Smoke-free pregnancy 'leads to more easygoing children'
13 Mar 2008

Women who give up smoking during pregnancy are more likely to have easygoing children than those who smoke, new research suggests.
Past studies have shown that pregnant women who smoke have a higher risk of miscarriage, premature labour and children with low birth weight.
Latest research from scientists at the University of York now says smoking also affects offspring's personality.
They studied over 18,000 UK babies born between 2000 and 2002 and determined whether their mothers were smokers.
Mothers were classified as non-smokers, quitters, light smokers, or heavy smokers (ten or more cigarettes a day).
The researchers assessed infants at nine months old, gauging their temperaments including positive mood, receptivity to new things and regular sleep and eating patterns in infants.
Writing in the Journal Of Epidemiology and Community Health, the researchers say that mums-to-be who quit smoking had the most easygoing infants, compared with non-smokers and smokers.

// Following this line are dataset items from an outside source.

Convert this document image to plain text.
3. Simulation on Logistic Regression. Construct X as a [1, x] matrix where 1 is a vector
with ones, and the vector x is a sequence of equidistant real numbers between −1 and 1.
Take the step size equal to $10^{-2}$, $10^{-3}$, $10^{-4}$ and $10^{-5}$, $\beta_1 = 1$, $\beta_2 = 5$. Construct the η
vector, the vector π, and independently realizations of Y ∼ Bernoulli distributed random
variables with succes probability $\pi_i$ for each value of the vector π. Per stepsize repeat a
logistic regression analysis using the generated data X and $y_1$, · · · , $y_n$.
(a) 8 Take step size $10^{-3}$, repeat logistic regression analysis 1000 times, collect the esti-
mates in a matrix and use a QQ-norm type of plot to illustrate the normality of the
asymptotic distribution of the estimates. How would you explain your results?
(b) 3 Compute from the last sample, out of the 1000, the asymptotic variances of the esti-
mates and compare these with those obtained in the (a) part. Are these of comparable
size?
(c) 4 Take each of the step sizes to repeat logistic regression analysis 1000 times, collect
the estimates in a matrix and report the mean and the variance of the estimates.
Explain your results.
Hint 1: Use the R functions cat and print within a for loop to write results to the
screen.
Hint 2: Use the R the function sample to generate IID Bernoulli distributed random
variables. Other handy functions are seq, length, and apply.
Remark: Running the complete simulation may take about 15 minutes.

Their children had the lowest chances of unpredictable behaviour and of becoming distressed when faced with new situations.
In comparison, heavy smokers had the most difficult children with the least positive mood.

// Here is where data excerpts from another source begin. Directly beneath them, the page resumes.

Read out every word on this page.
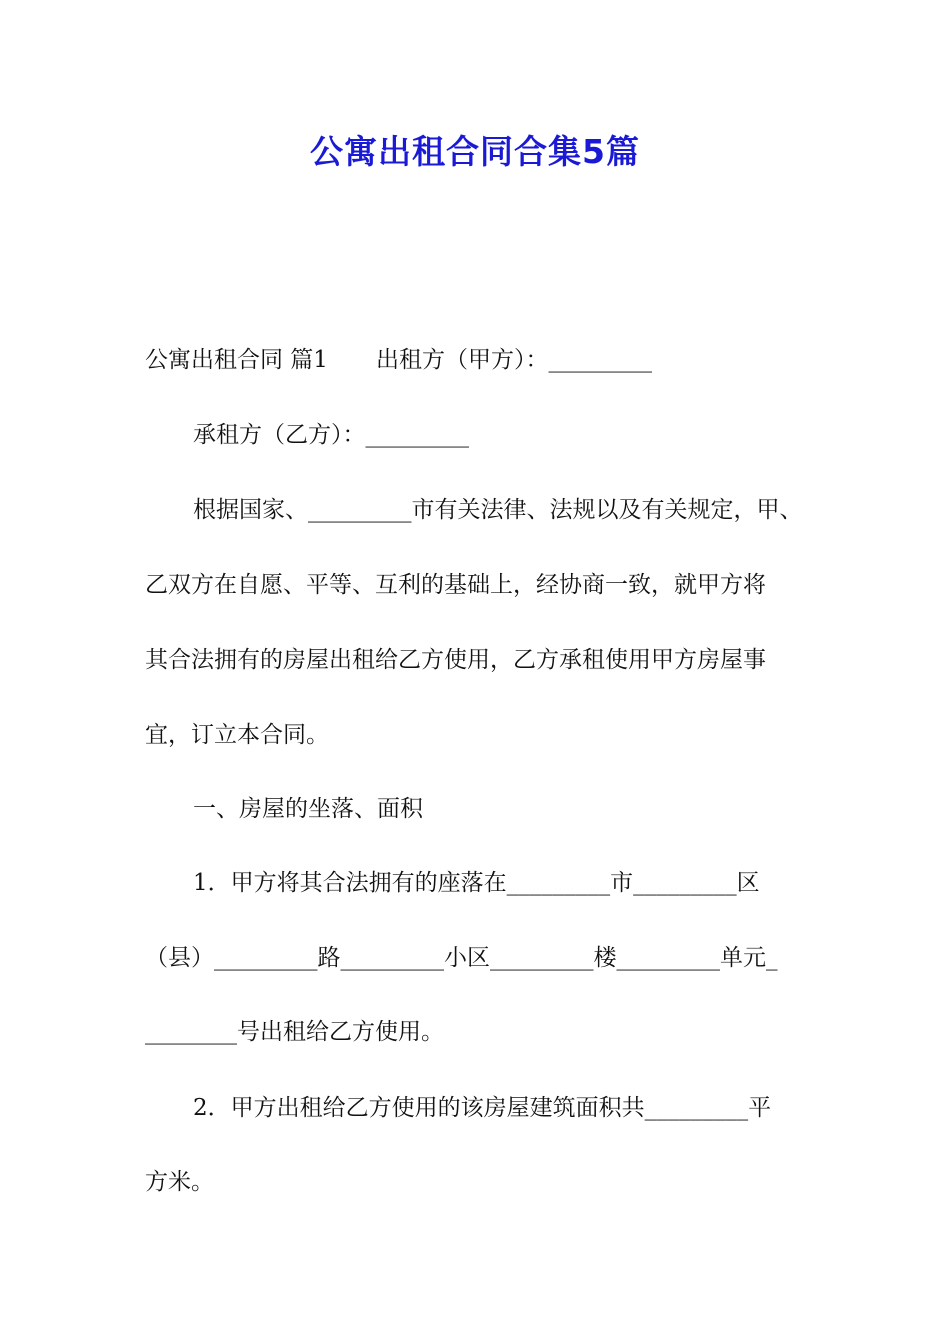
公寓出租合同合集5篇
公寓出租合同 篇1 出租方（甲方）：_________
承租方（乙方）：_________
根据国家、_________市有关法律、法规以及有关规定，甲、
乙双方在自愿、平等、互利的基础上，经协商一致，就甲方将
其合法拥有的房屋出租给乙方使用，乙方承租使用甲方房屋事
宜，订立本合同。
一、房屋的坐落、面积
1．甲方将其合法拥有的座落在_________市_________区
（县）_________路_________小区_________楼_________单元_
________号出租给乙方使用。
2．甲方出租给乙方使用的该房屋建筑面积共_________平
方米。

The researchers say smoking during pregnancy passes on harmful chemicals to the unborn offspring, affecting personality and behaviours.
"The trend of an association of heavy smoking with infant difficult mood adds weight to the burgeoning evidence that pregnancy smoking may have [a causal] role in the development of problem behaviours," the researchers conclude.
"Most notably, the present findings converge with other recent studies using a variety of methods and designs, which demonstrate that atypical behavioural patterns in the offspring of persistent pregnancy smokers are evident as early as the first years of life."